Clemens Schmale hat seinen persönlichen Handelsstil seit den 1990er Jahren an der Börse entwickelt.

Dieser gründet auf zwei Säulen: ein anderer Analyseansatz und andere Basiswerte. Mit anders ist vor allem die Kombination aus Global Makro, fundamentaler Analyse und Chartanalyse sowie Zukunftstrends gemeint. Während Fundamentaldaten und Makrotrends bestimmen, was konkret gehandelt wird, verlässt sich Schmale beim Timing auf die Chartanalyse.
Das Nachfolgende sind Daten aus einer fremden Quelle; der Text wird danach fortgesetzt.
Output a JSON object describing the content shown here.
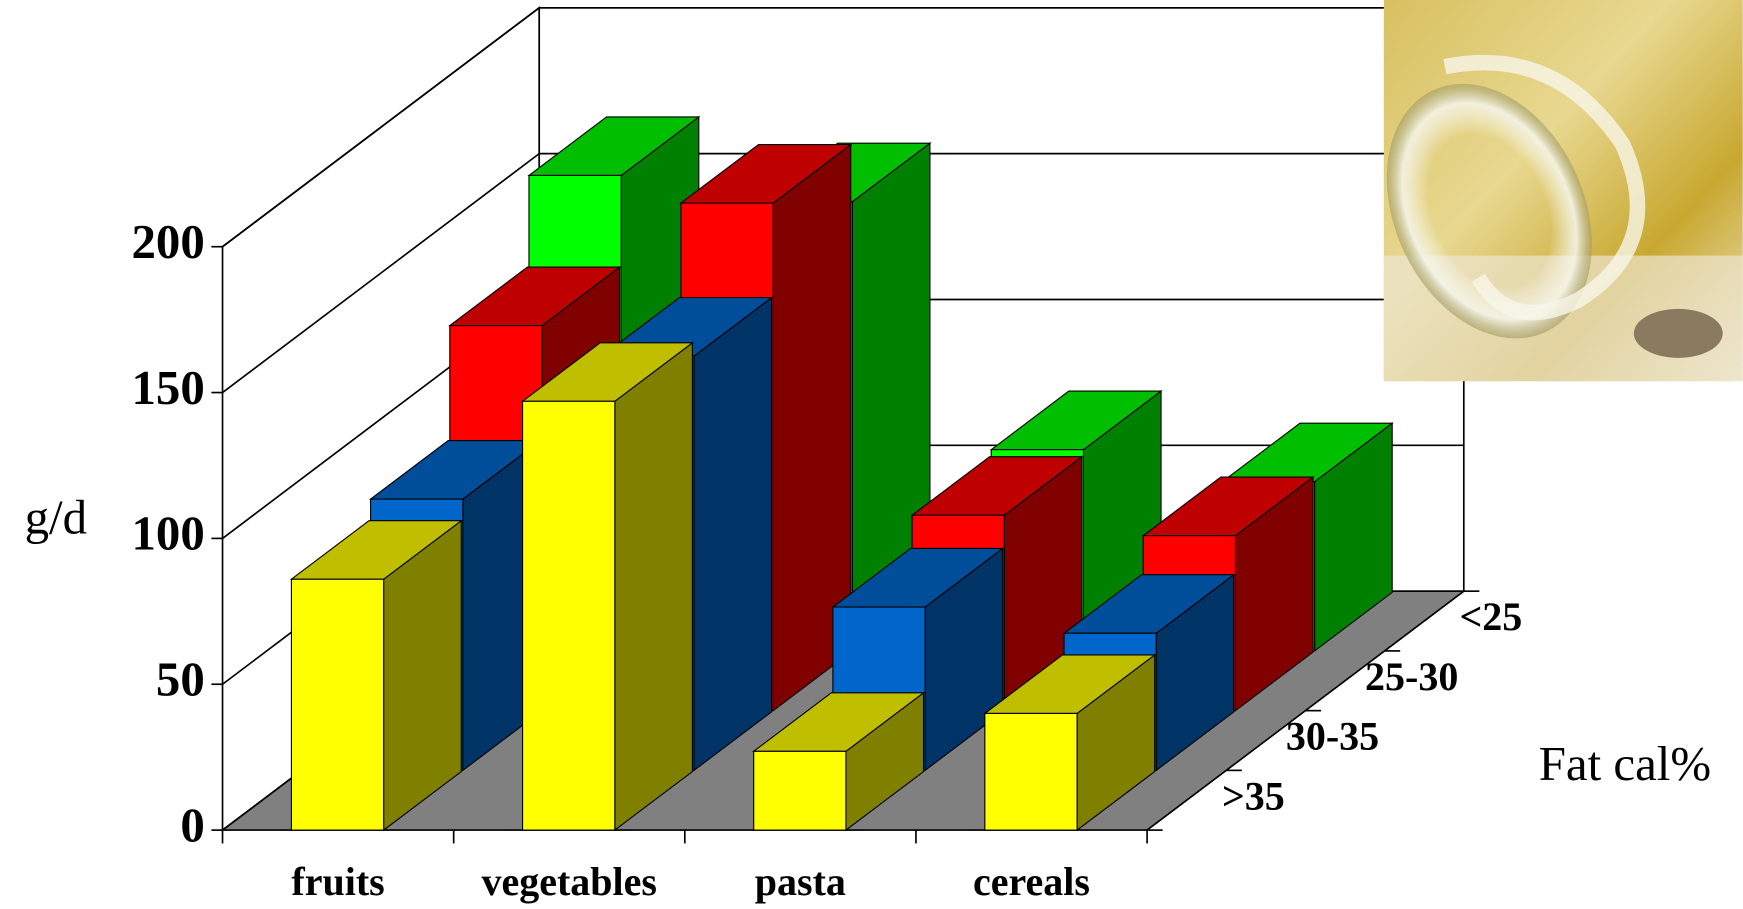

Er handelt alle Anlageklassen, wobei er sich größtenteils auf Werte konzentriert, die nicht „Mainstream“ sind. Diese Märkte sind weniger effizient als andere und ermöglichen so hohes Renditepotenzial. Sie sind damit allerdings auch spekulativer als hochliquide Märkte. Die Haltedauer einzelner Positionen variiert nach Anlageklasse, beträgt jedoch meist mehrere Tage, oft auch Wochen oder Monate.

Rohstoffe, Währungen und Volatilität handelt er aktiv, in Aktien und Anleihen investiert er eher langfristig. Die Basiswerte werden direkt – auch über Futures – oder über CFDs gehandelt, in Ausnahmefällen über Optionen und Zertifikate.